Somewhere down the line they found the strength to get away from their abusers. When they were 23, on advice from their friend Houdini, they fought back. Violet and Daisy took Edith and Myer Meyers to court, and won. They were released from their contract and life of isolation, given US$100,000 and wasted no time establishing the celebrity lifestyle they deserved.
Obviously this involved socialising and dating. Harry Houdini is said to have given them advice on how to zone out from each other when they needed to. “Live in your minds girls. It is your only hope for private lives,” he’s quoted in the documentary as having said to them. They also apparently installed a special phonebox in their home with two sections, so they could call their boyfriends in private.
None of their relationships led to long-term happiness though. At one point, Violet was engaged to an actor called Maurice Lambert, but due to her conjoined state couldn’t secure a marriage license which caused friction and Maurice eventually left. Daisy later married an actor called Harold Estep, but it was annulled soon after. I also read rumours that one of the sisters gave a child up for adoption.
The twins’ career hit its peak in the 1930s, but their popularity started to decline shortly after this. In 1932, they tried to hold on to their success by taking a role in a horror film called Freaks, which shocked audiences so much it was pulled from release. In 1933, they toured Britain again, which included four sell-out shows at Brighton’s now abandoned Hippodrome. While back home, they also tried to find their mother, Kate Skinner, but discovered she’d died when they were four, and was buried in a cemetery on Hartington Road.

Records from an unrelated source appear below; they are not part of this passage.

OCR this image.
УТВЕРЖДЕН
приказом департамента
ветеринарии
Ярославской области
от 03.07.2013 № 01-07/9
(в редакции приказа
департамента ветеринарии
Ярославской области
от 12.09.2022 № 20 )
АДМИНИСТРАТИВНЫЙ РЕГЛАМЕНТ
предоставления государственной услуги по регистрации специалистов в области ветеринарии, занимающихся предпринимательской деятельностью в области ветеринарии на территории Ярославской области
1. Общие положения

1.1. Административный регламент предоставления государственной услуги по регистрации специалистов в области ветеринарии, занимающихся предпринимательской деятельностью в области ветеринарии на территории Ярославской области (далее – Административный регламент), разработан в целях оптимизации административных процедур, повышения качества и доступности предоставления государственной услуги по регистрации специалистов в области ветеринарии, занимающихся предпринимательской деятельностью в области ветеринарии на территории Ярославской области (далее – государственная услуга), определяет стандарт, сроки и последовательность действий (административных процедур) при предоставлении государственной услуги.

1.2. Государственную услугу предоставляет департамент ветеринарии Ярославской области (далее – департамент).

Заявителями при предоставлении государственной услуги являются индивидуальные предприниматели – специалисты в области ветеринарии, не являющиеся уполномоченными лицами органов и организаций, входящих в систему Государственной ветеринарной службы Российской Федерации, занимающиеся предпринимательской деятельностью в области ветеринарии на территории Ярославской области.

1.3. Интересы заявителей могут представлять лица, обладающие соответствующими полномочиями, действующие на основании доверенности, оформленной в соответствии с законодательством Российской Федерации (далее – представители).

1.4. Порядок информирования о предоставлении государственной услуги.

They returned to America after their UK tour, as vaudeville was on the decline. They ploughed most of their savings into making a film of their lives, called Chained for Life, only for it to bomb. In the 1960s, they tried again to succeed and opened a hamburger stall in Miami called “The Hilton Sisters’ Snack Bar”, which failed.
The town of Charlotte in North Carolina is where they spent the rest of their days. They lived in seclusion, working as checkout girls in a local supermarket. It’s thought they died of Hong Kong flu in the American pandemic during the winter of 1968. They left no will, no diaries and no relatives and are buried together in the local graveyard in Charlotte.
As well as the documentary I watched, Bound by Flesh, which you can see on Netflix, and Chained for Life which you can find on YouTube, the lives of the original Hilton sisters of Brighton have also inspired several biographies and two musicals including a 1999 Broadway version called Side Show which received four Tony Nominations.